Wyoming has introduced digital asset retention policies for financial institutions. The rules apply to forks, token giveaways and staking.
These provisions were posted on Twitter by Caitlin Long, president of the Wyoming blockchain task force, and then made public at the Fordham Law Blockchain Regulatory Symposium in New York.
As Caitlin Long said, these rules have been reviewed by many technical experts and legal advisors.
In the new provisions, the concept of “blockchain banks” appears – the so-called special credit institutions, whose activities were approved by the legislative bodies of Wyoming in February this year.
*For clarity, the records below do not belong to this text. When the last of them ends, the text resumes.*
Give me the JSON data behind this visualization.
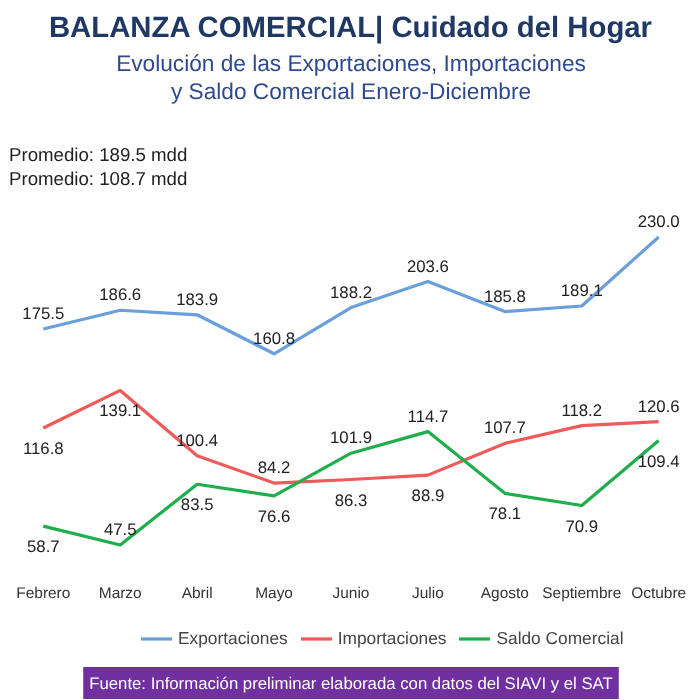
{
  "chart_data": {
    "type": "line",
    "title": "BALANZA COMERCIAL| Cuidado del Hogar",
    "subtitle": "Evolución de las Exportaciones, Importaciones\ny Saldo Comercial Enero-Diciembre",
    "categories": [
      "Febrero",
      "Marzo",
      "Abril",
      "Mayo",
      "Junio",
      "Julio",
      "Agosto",
      "Septiembre",
      "Octubre"
    ],
    "series": [
      {
        "name": "Exportaciones",
        "color": "#6a9fdc",
        "values": [
          175.5,
          186.6,
          183.9,
          160.8,
          188.2,
          203.6,
          185.8,
          189.1,
          230.0
        ],
        "value_labels": [
          "175.5",
          "186.6",
          "183.9",
          "160.8",
          "188.2",
          "203.6",
          "185.8",
          "189.1",
          "230.0"
        ]
      },
      {
        "name": "Importaciones",
        "color": "#f05a5a",
        "values": [
          116.8,
          139.1,
          100.4,
          84.2,
          86.3,
          88.9,
          107.7,
          118.2,
          120.6
        ],
        "value_labels": [
          "116.8",
          "139.1",
          "100.4",
          "84.2",
          "86.3",
          "88.9",
          "107.7",
          "118.2",
          "120.6"
        ]
      },
      {
        "name": "Saldo Comercial",
        "color": "#1fae4b",
        "values": [
          58.7,
          47.5,
          83.5,
          76.6,
          101.9,
          114.7,
          78.1,
          70.9,
          109.4
        ],
        "value_labels": [
          "58.7",
          "47.5",
          "83.5",
          "76.6",
          "101.9",
          "114.7",
          "78.1",
          "70.9",
          "109.4"
        ]
      }
    ],
    "annotations": [
      "Promedio: 189.5 mdd",
      "Promedio: 108.7 mdd",
      "Fuente: Información preliminar elaborada con datos del SIAVI y el SAT"
    ],
    "legend": "bottom",
    "grid": false,
    "marker": "none",
    "line_style": "solid"
  }
}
These institutions were created to serve companies that cannot use banking services and insure their funds with the Federal Deposit Insurance Corporation (FDIC) due to the fact that they work with cryptocurrencies.
According to the new rules, all additional profit received from the free distribution of tokens, forks and staking (cryptocurrency mining using the PoS method) is automatically credited to the client, and not to the organization in which the digital assets are stored, in the absence of another written agreement. The rules also prohibit “blockchain banks” from securing the cryptocurrencies that they have in storage.
In February, the Wyoming Senate approved a bill recognizing digital assets as property and setting rules for banks to provide custodial cryptocurrency services. In addition, in winter, the state’s authorities approved four more bills related to the blockchain and cryptocurrency industries: a bill on special depository institutions, a commercial storage system, corporate stock tokens, and digital assets.